The design.md export, combined with Claude Code and CLAUDE.md, automates much of the handoff between designers and developers that used to eat days of everyone’s time. Wire in environment-configured APIs like Gemini, and this pipeline can deliver functioning AI services with a fraction of the manual effort previously required.
As Stitch’s MCP support matures and integrations deepen, the line between “designing” and “coding” will keep blurring. For builders willing to invest in clear PRDs and iterative prompting, the era of true vibe coding — describing what should exist and letting AI assemble it — isn’t a future promise. It’s already what these tools do today.
What is the Google Stitch AI design tool?
The Google Stitch AI design tool is an AI-first UI/UX platform that turns text prompts and PRDs into full multi-screen app and web designs. It automates layout, mood boards, and interactive prototypes so non-designers can build credible interfaces quickly.
How does Google Stitch use PRDs to generate designs?

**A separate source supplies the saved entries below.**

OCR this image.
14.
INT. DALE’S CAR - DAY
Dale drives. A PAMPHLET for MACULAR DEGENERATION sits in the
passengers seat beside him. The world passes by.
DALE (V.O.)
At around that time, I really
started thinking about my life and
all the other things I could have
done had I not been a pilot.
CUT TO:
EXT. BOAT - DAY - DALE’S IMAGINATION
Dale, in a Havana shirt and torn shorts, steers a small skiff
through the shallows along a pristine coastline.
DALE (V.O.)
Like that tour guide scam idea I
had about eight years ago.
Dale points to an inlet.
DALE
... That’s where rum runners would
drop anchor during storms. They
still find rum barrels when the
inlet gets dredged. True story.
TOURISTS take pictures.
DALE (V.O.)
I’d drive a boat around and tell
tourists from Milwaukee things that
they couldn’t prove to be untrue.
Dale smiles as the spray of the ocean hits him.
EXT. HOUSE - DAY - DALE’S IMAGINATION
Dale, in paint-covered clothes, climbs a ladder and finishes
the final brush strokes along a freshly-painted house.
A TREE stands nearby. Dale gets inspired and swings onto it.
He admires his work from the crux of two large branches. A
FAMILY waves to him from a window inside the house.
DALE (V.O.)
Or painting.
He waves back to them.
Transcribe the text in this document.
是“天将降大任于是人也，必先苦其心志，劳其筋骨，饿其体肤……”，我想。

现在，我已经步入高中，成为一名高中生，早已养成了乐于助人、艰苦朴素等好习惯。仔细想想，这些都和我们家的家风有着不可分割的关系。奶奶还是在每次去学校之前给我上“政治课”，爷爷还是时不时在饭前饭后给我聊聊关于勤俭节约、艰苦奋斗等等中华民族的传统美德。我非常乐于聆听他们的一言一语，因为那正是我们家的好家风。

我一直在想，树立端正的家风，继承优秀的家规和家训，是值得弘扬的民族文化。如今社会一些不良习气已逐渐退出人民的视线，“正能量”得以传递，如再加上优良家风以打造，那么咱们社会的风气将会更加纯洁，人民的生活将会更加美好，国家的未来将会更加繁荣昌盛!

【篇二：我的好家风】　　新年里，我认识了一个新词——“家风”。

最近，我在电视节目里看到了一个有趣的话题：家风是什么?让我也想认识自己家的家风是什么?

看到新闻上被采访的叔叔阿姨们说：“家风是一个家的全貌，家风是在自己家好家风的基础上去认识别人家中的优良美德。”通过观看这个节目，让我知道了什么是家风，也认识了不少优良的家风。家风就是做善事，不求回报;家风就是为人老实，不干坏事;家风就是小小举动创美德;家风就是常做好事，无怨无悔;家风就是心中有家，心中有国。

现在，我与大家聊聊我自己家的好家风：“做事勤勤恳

Google Stitch reads a structured PRD to infer information architecture, user flows, and required screens. From that document, it generates multi-screen UI designs, mood boards, and interactive prototypes that follow the described user journey and product goals.
What is the design.md export in Google Stitch?
The design.md export in Google Stitch is a structured Markdown file that encodes the entire design, including colors, components, and screen layouts. It is optimized for AI coding agents so tools like Claude Code can implement the UI without manual designer-to-developer handoff.
How do Google Stitch and Claude Code work together?
Google Stitch and Claude Code work together by using the PRD.md and design.md files as shared context for implementation. Stitch generates the design and design.md, and Claude Code reads both files to create CLAUDE.md, then writes HTML, CSS, JavaScript, and API integrations that match the AI-generated UI.
What features make Google Stitch useful for non-designers?
Google Stitch is useful for non-designers because it offers Infinite Canvas, voice-based live editing, automatic mood boards, instant prototypes, responsive previews, and free access. Users describe the service in natural language, and the AI handles layout, visual style, and screen creation, reducing the need for traditional design skills.